Он нашел мыло и стал намыливать ей ноги. Просунул свои пальцы между пальцами ее ног, затем на секунду обхватил весь носок, нащупал тот палец, что был длиннее остальных, и сжал ее ступню так сильно, как только осмелился. Ополоснул тело жены от мыла, опустил полотенце на дно ванны и встал перед Анджелиной, чувствуя себя так уверенно и спокойно, как, оказывается, уже давным-давно себя не чувствовал. Затем вышел из ванной и притворил за собой дверь, которую ему так хотелось оставить открытой.
Глава 40
Человек, срезавший с нее пижаму, был тот самый мужчина, в которого Анджелина влюбилась четверть века назад. Она понимала, что это избавление – его подарок ей. И улыбалась: он все еще способен перевернуть ее душу. Приподнявшись в ванне и создав волну, она вытащила затычку. Потом включила воду и сунула под струю голову.
Прежде чем спуститься вниз, Анджелина намазала губы клубничным блеском, который, по словам Айрис, эффективен против сухости кожи, и подняла шторы в спальне. На полу возле кровати кучкой лежали остатки желтой пижамы, которую Уилл подарил ей на день рождения.
Он уже сварил кофе. Анджелина налила себе чашку, но совершенно пустой желудок скрутило от темной горечи. Пришлось поставить чашку в раковину и налить стакан воды. По пути на веранду, где сидел Уилл (ей не надо было выглядывать в окно, чтобы точно знать это), она захватила свою куртку. Супруги очень давно не выходили по утрам, и Анджелина поразилась тому, как влажен и бел воздух, какой плотной стеной стоит туман. Она сунула руку в молочную пелену, пошевелила пальцами, потом села в кресло-качалку и поставила стакан на столик, стоявший тут всю жизнь.
– Ну вот, – проговорила она.
– Угу, – ответил Уилл.
Раздражение последних дней улетучилось. Она больше не чувствовала необходимости быть начеку и полной грудью вдыхала прохладный воздух.
– Ты знаешь, я люблю тебя.
– Знаю, – подтвердил Уилл, покачиваясь взад-вперед на кресле. – Но порой не ощущаю этого.
Его голова была откинута на спинку. Анджелина встала и прикоснулась к защитной сетке, и ей показалось, что она дотронулась до самих гор.
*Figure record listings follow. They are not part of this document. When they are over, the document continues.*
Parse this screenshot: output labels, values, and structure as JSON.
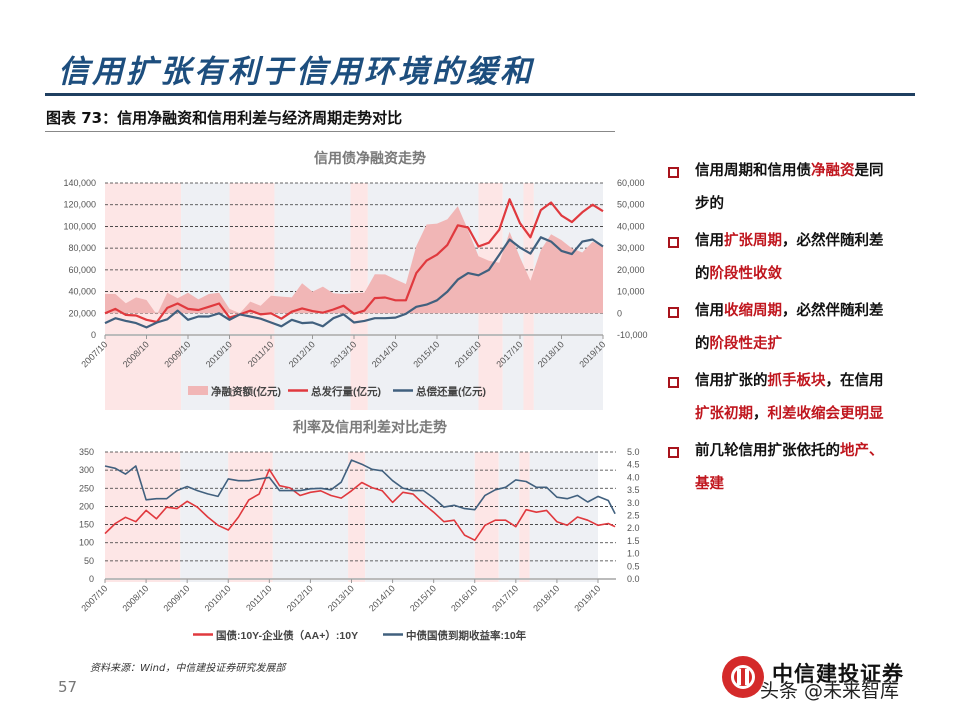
{
  "slide": {
    "title": "信用扩张有利于信用环境的缓和",
    "figure_label": "图表 73：信用净融资和信用利差与经济周期走势对比",
    "source": "资料来源：Wind，中信建投证券研究发展部",
    "page_number": "57",
    "logo_text": "中信建投证券",
    "watermark": "头条 @未来智库"
  },
  "colors": {
    "title_blue": "#1d4e7e",
    "highlight_red": "#c0161e",
    "series_red": "#e0393e",
    "series_blue": "#41607e",
    "area_pink": "#f1b6b6",
    "band_expansion": "#fde6e6",
    "band_contraction": "#eef0f4"
  },
  "bullets": [
    {
      "segments": [
        {
          "text": "信用周期和信用债",
          "hl": false
        },
        {
          "text": "净融资",
          "hl": true
        },
        {
          "text": "是同步的",
          "hl": false
        }
      ]
    },
    {
      "segments": [
        {
          "text": "信用",
          "hl": false
        },
        {
          "text": "扩张周期",
          "hl": true
        },
        {
          "text": "，必然伴随利差的",
          "hl": false
        },
        {
          "text": "阶段性收敛",
          "hl": true
        }
      ]
    },
    {
      "segments": [
        {
          "text": "信用",
          "hl": false
        },
        {
          "text": "收缩周期",
          "hl": true
        },
        {
          "text": "，必然伴随利差的",
          "hl": false
        },
        {
          "text": "阶段性走扩",
          "hl": true
        }
      ]
    },
    {
      "segments": [
        {
          "text": "信用扩张的",
          "hl": false
        },
        {
          "text": "抓手板块",
          "hl": true
        },
        {
          "text": "，在信用",
          "hl": false
        },
        {
          "text": "扩张初期",
          "hl": true
        },
        {
          "text": "，",
          "hl": false
        },
        {
          "text": "利差收缩会更明显",
          "hl": true
        }
      ]
    },
    {
      "segments": [
        {
          "text": "前几轮信用扩张依托的",
          "hl": false
        },
        {
          "text": "地产、基建",
          "hl": true
        }
      ]
    }
  ],
  "chart_data": [
    {
      "type": "area+line",
      "title": "信用债净融资走势",
      "x_tick_labels": [
        "2007/10",
        "2008/10",
        "2009/10",
        "2010/10",
        "2011/10",
        "2012/10",
        "2013/10",
        "2014/10",
        "2015/10",
        "2016/10",
        "2017/10",
        "2018/10",
        "2019/10"
      ],
      "y_left": {
        "range": [
          0,
          140000
        ],
        "ticks": [
          "0",
          "20,000",
          "40,000",
          "60,000",
          "80,000",
          "100,000",
          "120,000",
          "140,000"
        ]
      },
      "y_right": {
        "range": [
          -10000,
          60000
        ],
        "ticks": [
          "-10,000",
          "0",
          "10,000",
          "20,000",
          "30,000",
          "40,000",
          "50,000",
          "60,000"
        ]
      },
      "grid": "horizontal dashed",
      "legend_position": "bottom",
      "shaded_periods": [
        {
          "from": "2007-10",
          "to": "2009-08",
          "kind": "expansion"
        },
        {
          "from": "2009-08",
          "to": "2010-10",
          "kind": "contraction"
        },
        {
          "from": "2010-10",
          "to": "2011-11",
          "kind": "expansion"
        },
        {
          "from": "2011-11",
          "to": "2013-09",
          "kind": "contraction"
        },
        {
          "from": "2013-09",
          "to": "2014-02",
          "kind": "expansion"
        },
        {
          "from": "2014-02",
          "to": "2016-10",
          "kind": "contraction"
        },
        {
          "from": "2016-10",
          "to": "2017-05",
          "kind": "expansion"
        },
        {
          "from": "2017-05",
          "to": "2017-11",
          "kind": "contraction"
        },
        {
          "from": "2017-11",
          "to": "2018-02",
          "kind": "expansion"
        },
        {
          "from": "2018-02",
          "to": "2019-10",
          "kind": "contraction"
        }
      ],
      "x": [
        "2007-10",
        "2008-01",
        "2008-04",
        "2008-07",
        "2008-10",
        "2009-01",
        "2009-04",
        "2009-07",
        "2009-10",
        "2010-01",
        "2010-04",
        "2010-07",
        "2010-10",
        "2011-01",
        "2011-04",
        "2011-07",
        "2011-10",
        "2012-01",
        "2012-04",
        "2012-07",
        "2012-10",
        "2013-01",
        "2013-04",
        "2013-07",
        "2013-10",
        "2014-01",
        "2014-04",
        "2014-07",
        "2014-10",
        "2015-01",
        "2015-04",
        "2015-07",
        "2015-10",
        "2016-01",
        "2016-04",
        "2016-07",
        "2016-10",
        "2017-01",
        "2017-04",
        "2017-07",
        "2017-10",
        "2018-01",
        "2018-04",
        "2018-07",
        "2018-10",
        "2019-01",
        "2019-04",
        "2019-07",
        "2019-10"
      ],
      "series": [
        {
          "name": "净融资额(亿元)",
          "type": "area",
          "axis": "right",
          "color": "#f1b6b6",
          "values": [
            8900,
            8900,
            4600,
            7300,
            6100,
            -700,
            9500,
            6900,
            9500,
            6400,
            8900,
            9500,
            2000,
            0,
            5400,
            3500,
            8100,
            7700,
            7300,
            13800,
            10000,
            12300,
            9200,
            8900,
            9200,
            9500,
            18000,
            17900,
            15600,
            13500,
            31000,
            40900,
            41300,
            43300,
            49300,
            38300,
            26300,
            24200,
            23300,
            37500,
            25700,
            15000,
            29100,
            36400,
            33700,
            29900,
            28000,
            32900,
            31000
          ]
        },
        {
          "name": "总发行量(亿元)",
          "type": "line",
          "axis": "left",
          "color": "#e0393e",
          "values": [
            20000,
            24000,
            18500,
            18000,
            14000,
            12000,
            25000,
            29000,
            24000,
            23000,
            26000,
            29000,
            16000,
            19000,
            22500,
            19000,
            20000,
            15000,
            21500,
            24500,
            22000,
            20500,
            23500,
            27000,
            19500,
            22500,
            34000,
            34500,
            32000,
            32000,
            57000,
            68500,
            74000,
            83000,
            101000,
            99000,
            81500,
            85000,
            97000,
            125000,
            103000,
            90000,
            115000,
            122000,
            110000,
            104000,
            113000,
            120000,
            114000
          ]
        },
        {
          "name": "总偿还量(亿元)",
          "type": "line",
          "axis": "left",
          "color": "#41607e",
          "values": [
            11000,
            15500,
            13000,
            11000,
            7000,
            11500,
            14500,
            22500,
            14000,
            17000,
            17000,
            20000,
            14000,
            19000,
            17000,
            15000,
            11500,
            8000,
            14000,
            11000,
            11500,
            8000,
            15500,
            19000,
            11500,
            13000,
            15500,
            15500,
            16000,
            19500,
            26000,
            28000,
            32000,
            40000,
            51000,
            57000,
            55000,
            60000,
            74000,
            88000,
            80500,
            75000,
            90000,
            86000,
            77500,
            74500,
            86000,
            88000,
            81500
          ]
        }
      ]
    },
    {
      "type": "line",
      "title": "利率及信用利差对比走势",
      "x_tick_labels": [
        "2007/10",
        "2008/10",
        "2009/10",
        "2010/10",
        "2011/10",
        "2012/10",
        "2013/10",
        "2014/10",
        "2015/10",
        "2016/10",
        "2017/10",
        "2018/10",
        "2019/10"
      ],
      "y_left": {
        "range": [
          0,
          350
        ],
        "ticks": [
          "0",
          "50",
          "100",
          "150",
          "200",
          "250",
          "300",
          "350"
        ]
      },
      "y_right": {
        "range": [
          0,
          5
        ],
        "ticks": [
          "0.0",
          "0.5",
          "1.0",
          "1.5",
          "2.0",
          "2.5",
          "3.0",
          "3.5",
          "4.0",
          "4.5",
          "5.0"
        ]
      },
      "grid": "horizontal dashed",
      "legend_position": "bottom",
      "x": [
        "2007-10",
        "2008-01",
        "2008-04",
        "2008-07",
        "2008-10",
        "2009-01",
        "2009-04",
        "2009-07",
        "2009-10",
        "2010-01",
        "2010-04",
        "2010-07",
        "2010-10",
        "2011-01",
        "2011-04",
        "2011-07",
        "2011-10",
        "2012-01",
        "2012-04",
        "2012-07",
        "2012-10",
        "2013-01",
        "2013-04",
        "2013-07",
        "2013-10",
        "2014-01",
        "2014-04",
        "2014-07",
        "2014-10",
        "2015-01",
        "2015-04",
        "2015-07",
        "2015-10",
        "2016-01",
        "2016-04",
        "2016-07",
        "2016-10",
        "2017-01",
        "2017-04",
        "2017-07",
        "2017-10",
        "2018-01",
        "2018-04",
        "2018-07",
        "2018-10",
        "2019-01",
        "2019-04",
        "2019-07",
        "2019-10",
        "2020-01",
        "2020-03"
      ],
      "series": [
        {
          "name": "国债:10Y-企业债（AA+）:10Y",
          "axis": "left",
          "color": "#e0393e",
          "values": [
            125,
            153,
            170,
            158,
            189,
            166,
            198,
            194,
            214,
            198,
            171,
            148,
            135,
            171,
            218,
            234,
            302,
            257,
            251,
            230,
            239,
            243,
            230,
            223,
            243,
            266,
            252,
            243,
            211,
            239,
            234,
            207,
            184,
            158,
            162,
            121,
            107,
            148,
            162,
            162,
            144,
            191,
            184,
            189,
            158,
            148,
            171,
            162,
            148,
            153,
            144
          ]
        },
        {
          "name": "中债国债到期收益率:10年",
          "axis": "right",
          "color": "#41607e",
          "values": [
            4.45,
            4.36,
            4.13,
            4.45,
            3.12,
            3.16,
            3.16,
            3.48,
            3.64,
            3.48,
            3.35,
            3.25,
            3.94,
            3.87,
            3.87,
            3.94,
            4.0,
            3.48,
            3.48,
            3.48,
            3.55,
            3.57,
            3.51,
            3.81,
            4.68,
            4.52,
            4.32,
            4.26,
            3.87,
            3.58,
            3.48,
            3.48,
            3.19,
            2.83,
            2.9,
            2.77,
            2.73,
            3.29,
            3.51,
            3.61,
            3.9,
            3.84,
            3.61,
            3.61,
            3.22,
            3.16,
            3.29,
            3.03,
            3.25,
            3.09,
            2.57
          ]
        }
      ]
    }
  ]
}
– Не знаю, почему я не говорила тебе, как рассчитывала на пустой дом, на то, что у меня появится возможность побыть одной.
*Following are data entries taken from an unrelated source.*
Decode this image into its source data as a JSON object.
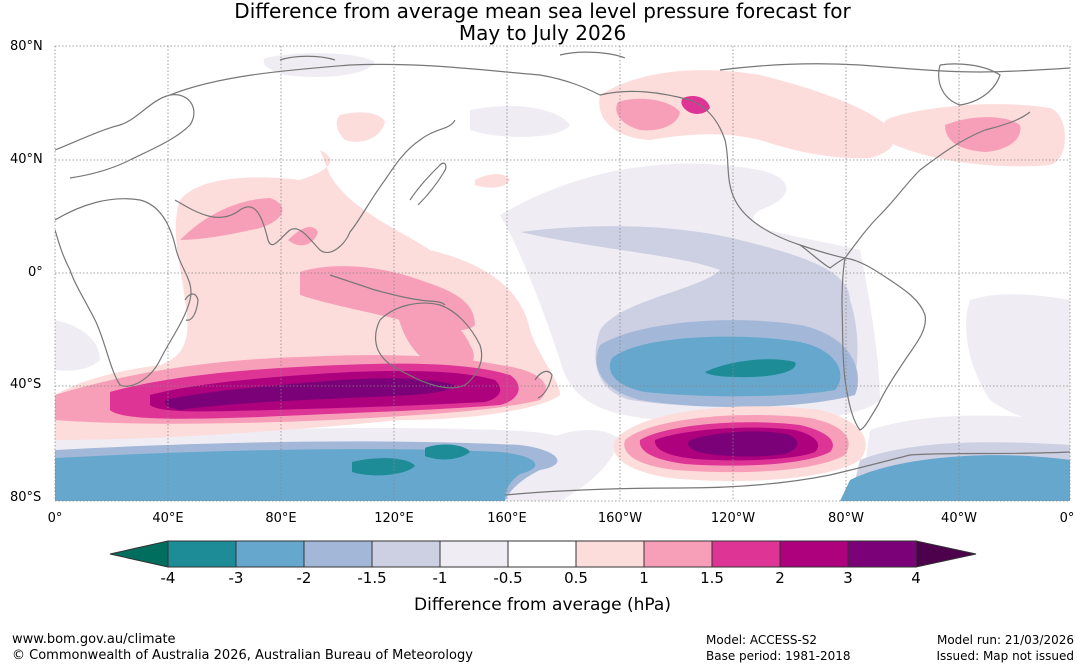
{
  "title": {
    "line1": "Difference from average mean sea level pressure forecast for",
    "line2": "May to July 2026"
  },
  "map": {
    "lat_labels": [
      "80°N",
      "40°N",
      "0°",
      "40°S",
      "80°S"
    ],
    "lon_labels": [
      "0°",
      "40°E",
      "80°E",
      "120°E",
      "160°E",
      "160°W",
      "120°W",
      "80°W",
      "40°W",
      "0°"
    ],
    "regions": [
      {
        "name": "n-pacific-weak-negative",
        "level": "-1 to -0.5"
      },
      {
        "name": "tropical-pacific-negative",
        "level": "-1.5 to -1"
      },
      {
        "name": "se-pacific-low",
        "level": "-3 to -2"
      },
      {
        "name": "se-pacific-low-core",
        "level": "-4 to -3"
      },
      {
        "name": "southern-ocean-high",
        "level": "3 to 4"
      },
      {
        "name": "south-indian-ocean-high",
        "level": "3 to 4"
      },
      {
        "name": "antarctic-coast-low",
        "level": "-3 to -2"
      },
      {
        "name": "north-atlantic-high",
        "level": "1 to 1.5"
      },
      {
        "name": "alaska-high",
        "level": "1.5 to 2"
      },
      {
        "name": "indian-ocean-positive",
        "level": "0.5 to 1"
      }
    ]
  },
  "colorbar": {
    "title": "Difference from average (hPa)",
    "tick_labels": [
      "-4",
      "-3",
      "-2",
      "-1.5",
      "-1",
      "-0.5",
      "0.5",
      "1",
      "1.5",
      "2",
      "3",
      "4"
    ],
    "colors": [
      "#006e5f",
      "#1e8c96",
      "#65a7cd",
      "#a3b8d8",
      "#cdcfe3",
      "#efedf3",
      "#ffffff",
      "#fddcdc",
      "#f79fb8",
      "#dd3496",
      "#ae017e",
      "#7a0177",
      "#4d004b"
    ]
  },
  "footer": {
    "website": "www.bom.gov.au/climate",
    "copyright": "© Commonwealth of Australia 2026, Australian Bureau of Meteorology",
    "model": "Model: ACCESS-S2",
    "base_period": "Base period: 1981-2018",
    "model_run": "Model run: 21/03/2026",
    "issued": "Issued: Map not issued"
  }
}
– А я давно задумал бросить работу. Хотел сидеть дома и проводить больше времени с тобой. Не знаю, почему я не говорил тебе этого.
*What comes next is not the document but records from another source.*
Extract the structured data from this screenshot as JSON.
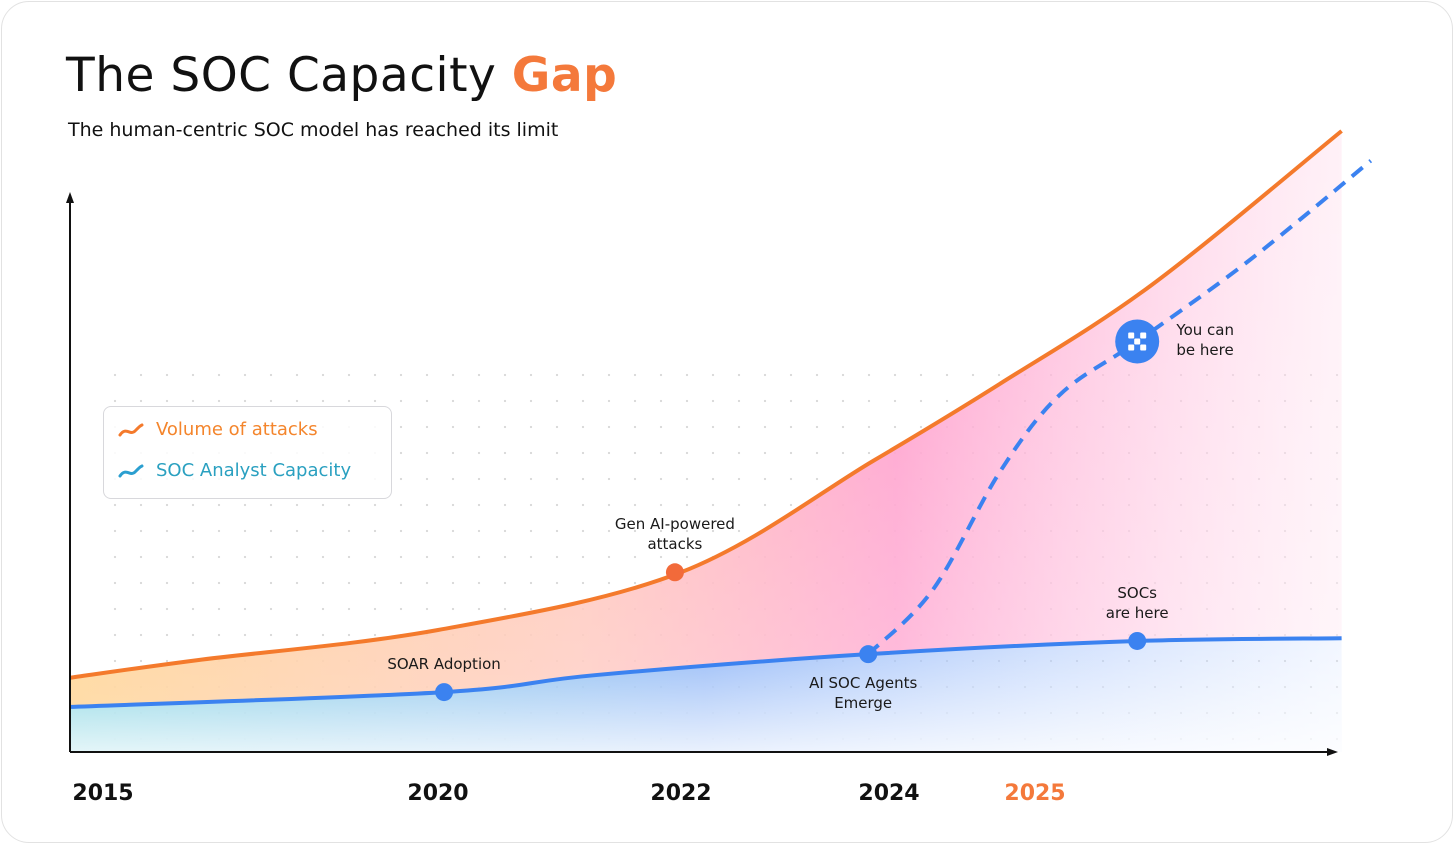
{
  "title": {
    "main": "The SOC Capacity",
    "accent": "Gap"
  },
  "subtitle": "The human-centric SOC model has reached its limit",
  "colors": {
    "attacks": "#f47a2c",
    "capacity": "#3b82f0",
    "accent": "#f4793b",
    "gap_fill": "#ff8fc0"
  },
  "chart_data": {
    "type": "line",
    "title": "The SOC Capacity Gap",
    "xlabel": "",
    "ylabel": "",
    "x_ticks": [
      {
        "label": "2015",
        "value": 2015,
        "highlight": false
      },
      {
        "label": "2020",
        "value": 2020,
        "highlight": false
      },
      {
        "label": "2022",
        "value": 2022,
        "highlight": false
      },
      {
        "label": "2024",
        "value": 2024,
        "highlight": false
      },
      {
        "label": "2025",
        "value": 2025,
        "highlight": true
      }
    ],
    "y_ticks": [],
    "ylim": [
      0,
      115
    ],
    "grid": "dotted",
    "legend": {
      "position": "left",
      "entries": [
        {
          "label": "Volume of attacks",
          "icon": "trend-line-orange-icon"
        },
        {
          "label": "SOC Analyst Capacity",
          "icon": "trend-line-blue-icon"
        }
      ]
    },
    "series": [
      {
        "name": "Volume of attacks",
        "style": "solid",
        "color": "#f47a2c",
        "points": [
          [
            2014.5,
            13.5
          ],
          [
            2016.4,
            16.7
          ],
          [
            2020.0,
            22.2
          ],
          [
            2022.0,
            32.7
          ],
          [
            2023.85,
            53
          ],
          [
            2024.76,
            67
          ],
          [
            2025.8,
            85
          ],
          [
            2027.1,
            113
          ]
        ]
      },
      {
        "name": "SOC Analyst Capacity",
        "style": "solid",
        "color": "#3b82f0",
        "points": [
          [
            2014.5,
            8.2
          ],
          [
            2020.05,
            10.9
          ],
          [
            2021.3,
            14
          ],
          [
            2023.8,
            17.8
          ],
          [
            2025.7,
            20.2
          ],
          [
            2027.1,
            20.7
          ]
        ]
      },
      {
        "style": "dashed",
        "color": "#3b82f0",
        "points": [
          [
            2023.8,
            17.8
          ],
          [
            2024.3,
            29.5
          ],
          [
            2024.76,
            51
          ],
          [
            2025.17,
            65
          ],
          [
            2025.7,
            74.7
          ],
          [
            2026.47,
            89.5
          ],
          [
            2027.3,
            107.6
          ]
        ]
      }
    ],
    "annotations": [
      {
        "label": [
          "SOAR Adoption"
        ],
        "x": 2020.05,
        "y": 10.9,
        "series": "SOC Analyst Capacity",
        "text_pos": "above"
      },
      {
        "label": [
          "Gen AI-powered",
          "attacks"
        ],
        "x": 2021.95,
        "y": 32.7,
        "series": "Volume of attacks",
        "text_pos": "above"
      },
      {
        "label": [
          "AI SOC Agents",
          "Emerge"
        ],
        "x": 2023.8,
        "y": 17.8,
        "series": "SOC Analyst Capacity",
        "text_pos": "below"
      },
      {
        "label": [
          "SOCs",
          "are here"
        ],
        "x": 2025.7,
        "y": 20.2,
        "series": "SOC Analyst Capacity",
        "text_pos": "above"
      },
      {
        "label": [
          "You can",
          "be here"
        ],
        "x": 2025.7,
        "y": 74.7,
        "series": "dashed",
        "text_pos": "right",
        "icon": "brand-x-logo-icon"
      }
    ]
  }
}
За сеткой чирикали птицы, садившиеся на деревья и снова взлетавшие, и указующий перст солнечного луча пронизывал стоявший на столе стакан с водой.
Глава 41
Через девять дней после похорон Люси Анджелина поехала туда, где стоял ее передвижной дом, в надежде застать Джона Милтона, но обнаружила лишь холодную, стылую землю. Последние шесть недель будто вычеркнули из календаря. Она преодолела поребрик и остановилась посреди пустого участка. Заглушила двигатель, откинулась на спинку сиденья и закрыла глаза. И хотя Анджелина так и не вышла из машины в этот пасмурный день, не соприкоснулась с пустотой окрестностей, она уловила некую энергию, легкое возбуждение, которое доказывало, что да, что‑то всё‑таки произошло.
* * *
Не успела Анджелина войти в «Севен-элевен», как Грэйси сообщила:
– Он купил участок рядом со старым шоссе номер семь. У меня есть координаты.
– Вы знали, что я вернусь?
– Для этого никакие сверхспособности не требуются.
Анджелина улыбнулась.
– Джон Милтон провел здесь все минувшие выходные – чинил дверь и просто слонялся без дела, – продолжала Грэйси. – Я заметила его машину на шоссе и подошла, чтобы помочь ему упаковать для приюта одежду Люси. Я еще прибралась, а Джон Милтон сказал, что это действо не заставило меня сиять так, как сияла Люси. Той двери здорово от вас досталось. Ему пришлось менять петли.